July 22, 2017 08:09
Some 329,000 unemployed people have given up looking for jobs and are just staying home, accounting for 22.4 percent of all jobless people, Statistics Korea said Thursday. That is almost twice the number of unemployed young people who are looking for jobs.
Among the jobless young, 256,000 said they have given up looking for work, accounting for 17.4 percent of young unemployed people.
Economists fear that the so-called "NEET" tribe (Not in Education, Employment or Training) is growing. According to the OECD, 18 percent of Koreans between 15 to 29 are NEETs, compared to an average 14.6 percent among OECD nations.
Bin Hyun-joon at Statistics Korea said, "Young Koreans may be placing more importance on leisure time these days, or there may have been a rise in the number of people falling ill, but we're seeing a record number giving up on job searches every month."
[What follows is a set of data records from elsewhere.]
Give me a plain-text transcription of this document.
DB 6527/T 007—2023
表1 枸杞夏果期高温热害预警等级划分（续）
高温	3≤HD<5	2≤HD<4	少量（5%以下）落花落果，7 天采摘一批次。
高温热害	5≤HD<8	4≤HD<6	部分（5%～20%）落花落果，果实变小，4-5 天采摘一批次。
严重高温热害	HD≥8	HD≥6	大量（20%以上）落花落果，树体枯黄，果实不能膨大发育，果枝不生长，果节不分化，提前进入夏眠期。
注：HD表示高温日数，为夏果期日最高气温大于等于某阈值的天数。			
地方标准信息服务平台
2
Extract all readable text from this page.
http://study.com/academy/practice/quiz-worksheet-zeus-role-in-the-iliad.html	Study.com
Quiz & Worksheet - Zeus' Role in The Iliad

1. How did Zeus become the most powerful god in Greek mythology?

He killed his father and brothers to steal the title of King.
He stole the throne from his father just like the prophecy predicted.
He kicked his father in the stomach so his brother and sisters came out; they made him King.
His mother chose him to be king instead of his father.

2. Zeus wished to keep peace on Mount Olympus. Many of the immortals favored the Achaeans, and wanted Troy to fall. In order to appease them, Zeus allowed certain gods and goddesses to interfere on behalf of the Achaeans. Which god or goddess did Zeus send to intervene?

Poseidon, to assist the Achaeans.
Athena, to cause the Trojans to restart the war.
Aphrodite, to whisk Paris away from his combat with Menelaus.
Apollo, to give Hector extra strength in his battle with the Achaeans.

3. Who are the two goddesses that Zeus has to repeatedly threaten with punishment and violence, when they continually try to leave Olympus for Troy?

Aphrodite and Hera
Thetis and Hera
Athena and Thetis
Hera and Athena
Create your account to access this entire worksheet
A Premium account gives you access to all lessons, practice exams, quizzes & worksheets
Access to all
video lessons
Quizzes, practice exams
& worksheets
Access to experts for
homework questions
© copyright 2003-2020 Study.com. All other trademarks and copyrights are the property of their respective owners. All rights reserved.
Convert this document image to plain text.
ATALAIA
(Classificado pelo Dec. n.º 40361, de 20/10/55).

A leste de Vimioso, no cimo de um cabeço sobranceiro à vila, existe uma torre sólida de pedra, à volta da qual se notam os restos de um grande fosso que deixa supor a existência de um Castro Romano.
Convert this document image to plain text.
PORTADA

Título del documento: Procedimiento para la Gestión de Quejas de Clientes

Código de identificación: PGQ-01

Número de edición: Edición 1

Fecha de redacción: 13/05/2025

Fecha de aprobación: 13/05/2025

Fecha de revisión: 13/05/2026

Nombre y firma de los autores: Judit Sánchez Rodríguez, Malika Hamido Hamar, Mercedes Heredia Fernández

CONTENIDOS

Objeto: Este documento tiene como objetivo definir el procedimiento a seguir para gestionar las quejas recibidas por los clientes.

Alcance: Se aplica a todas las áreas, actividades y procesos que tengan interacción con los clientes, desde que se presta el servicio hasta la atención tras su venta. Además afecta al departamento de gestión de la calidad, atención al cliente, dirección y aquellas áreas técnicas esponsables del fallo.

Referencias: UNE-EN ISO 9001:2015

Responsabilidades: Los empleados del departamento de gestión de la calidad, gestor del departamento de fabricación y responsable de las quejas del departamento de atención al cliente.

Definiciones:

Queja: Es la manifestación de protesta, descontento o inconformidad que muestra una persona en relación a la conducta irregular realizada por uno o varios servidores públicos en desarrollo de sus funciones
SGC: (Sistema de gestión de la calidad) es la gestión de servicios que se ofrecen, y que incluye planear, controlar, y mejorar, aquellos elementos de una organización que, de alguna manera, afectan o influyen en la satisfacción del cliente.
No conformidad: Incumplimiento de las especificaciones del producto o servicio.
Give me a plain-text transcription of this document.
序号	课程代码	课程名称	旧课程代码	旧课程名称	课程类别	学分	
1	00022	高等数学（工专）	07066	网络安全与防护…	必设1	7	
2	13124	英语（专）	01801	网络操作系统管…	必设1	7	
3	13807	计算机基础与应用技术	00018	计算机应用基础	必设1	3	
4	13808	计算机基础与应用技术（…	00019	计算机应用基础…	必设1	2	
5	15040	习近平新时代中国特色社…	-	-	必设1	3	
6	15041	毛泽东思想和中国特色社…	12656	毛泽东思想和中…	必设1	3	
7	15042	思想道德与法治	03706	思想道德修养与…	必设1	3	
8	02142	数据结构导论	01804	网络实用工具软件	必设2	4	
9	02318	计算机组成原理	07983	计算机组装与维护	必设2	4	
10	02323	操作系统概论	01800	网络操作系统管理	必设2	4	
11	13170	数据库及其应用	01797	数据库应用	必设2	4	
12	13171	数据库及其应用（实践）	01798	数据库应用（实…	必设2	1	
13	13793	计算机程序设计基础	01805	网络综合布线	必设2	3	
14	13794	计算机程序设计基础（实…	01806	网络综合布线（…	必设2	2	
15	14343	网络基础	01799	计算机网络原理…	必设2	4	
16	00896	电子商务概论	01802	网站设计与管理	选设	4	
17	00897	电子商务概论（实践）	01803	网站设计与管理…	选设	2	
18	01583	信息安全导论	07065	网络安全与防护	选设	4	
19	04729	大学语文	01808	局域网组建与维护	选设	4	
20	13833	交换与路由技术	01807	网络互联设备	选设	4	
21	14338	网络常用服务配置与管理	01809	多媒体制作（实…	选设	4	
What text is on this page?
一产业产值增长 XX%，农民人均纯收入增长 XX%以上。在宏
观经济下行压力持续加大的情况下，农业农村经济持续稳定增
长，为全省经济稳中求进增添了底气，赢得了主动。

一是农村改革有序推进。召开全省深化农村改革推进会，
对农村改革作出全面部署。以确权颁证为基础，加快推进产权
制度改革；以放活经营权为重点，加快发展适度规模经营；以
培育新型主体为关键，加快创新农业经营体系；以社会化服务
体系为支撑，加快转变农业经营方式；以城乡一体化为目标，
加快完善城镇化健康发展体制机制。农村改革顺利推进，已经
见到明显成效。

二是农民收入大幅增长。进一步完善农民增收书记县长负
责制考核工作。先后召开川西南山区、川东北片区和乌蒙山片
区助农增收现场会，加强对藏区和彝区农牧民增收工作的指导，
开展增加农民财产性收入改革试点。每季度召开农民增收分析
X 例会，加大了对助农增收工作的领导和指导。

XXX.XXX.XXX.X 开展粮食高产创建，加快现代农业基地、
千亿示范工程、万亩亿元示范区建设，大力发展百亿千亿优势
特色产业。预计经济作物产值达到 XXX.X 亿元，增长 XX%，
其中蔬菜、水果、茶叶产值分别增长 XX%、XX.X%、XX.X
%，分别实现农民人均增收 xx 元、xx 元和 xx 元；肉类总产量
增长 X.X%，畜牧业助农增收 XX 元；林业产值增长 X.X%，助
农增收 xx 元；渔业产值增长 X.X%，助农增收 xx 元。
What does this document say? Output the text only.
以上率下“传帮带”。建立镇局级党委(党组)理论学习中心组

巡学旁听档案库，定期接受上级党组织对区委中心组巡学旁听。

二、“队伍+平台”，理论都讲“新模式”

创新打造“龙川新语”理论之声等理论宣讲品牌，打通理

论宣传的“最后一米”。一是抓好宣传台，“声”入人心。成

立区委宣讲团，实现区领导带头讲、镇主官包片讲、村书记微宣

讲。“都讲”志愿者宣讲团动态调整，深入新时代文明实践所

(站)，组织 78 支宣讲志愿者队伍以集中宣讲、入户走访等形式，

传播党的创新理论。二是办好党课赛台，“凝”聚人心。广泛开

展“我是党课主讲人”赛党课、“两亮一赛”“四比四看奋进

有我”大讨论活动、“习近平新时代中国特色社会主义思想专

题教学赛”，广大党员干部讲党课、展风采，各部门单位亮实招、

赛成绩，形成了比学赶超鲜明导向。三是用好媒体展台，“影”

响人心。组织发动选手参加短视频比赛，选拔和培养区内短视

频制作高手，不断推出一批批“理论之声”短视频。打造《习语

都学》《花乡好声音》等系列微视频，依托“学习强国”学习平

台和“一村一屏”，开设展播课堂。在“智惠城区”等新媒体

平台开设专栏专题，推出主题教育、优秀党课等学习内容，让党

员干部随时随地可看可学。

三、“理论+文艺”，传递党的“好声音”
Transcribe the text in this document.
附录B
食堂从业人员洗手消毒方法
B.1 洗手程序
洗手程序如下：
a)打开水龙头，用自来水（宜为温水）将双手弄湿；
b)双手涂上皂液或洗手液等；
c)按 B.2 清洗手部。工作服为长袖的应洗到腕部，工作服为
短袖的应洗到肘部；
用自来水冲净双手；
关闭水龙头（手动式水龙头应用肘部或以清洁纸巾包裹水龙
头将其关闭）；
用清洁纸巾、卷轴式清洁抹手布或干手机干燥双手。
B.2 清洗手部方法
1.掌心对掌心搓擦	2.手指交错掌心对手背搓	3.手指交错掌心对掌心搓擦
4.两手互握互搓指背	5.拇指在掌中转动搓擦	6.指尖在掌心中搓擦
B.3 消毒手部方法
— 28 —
The raise of the minimum hourly wage to W7,530 next year could prompt more young Koreans to accept part-time work (US$1=W1,121). In the past, they tended to think of part-time jobs as at best temporary fixes. But as the job market grows tougher, more are expected to opt instead to juggle multiple part-time jobs.
One recent university graduate said, "I think I could end up making ends meet by handling multiple part-time jobs if the minimum wage increases, and it seems better to take it easy instead of being tied up with a stressful full-time job and working long hours."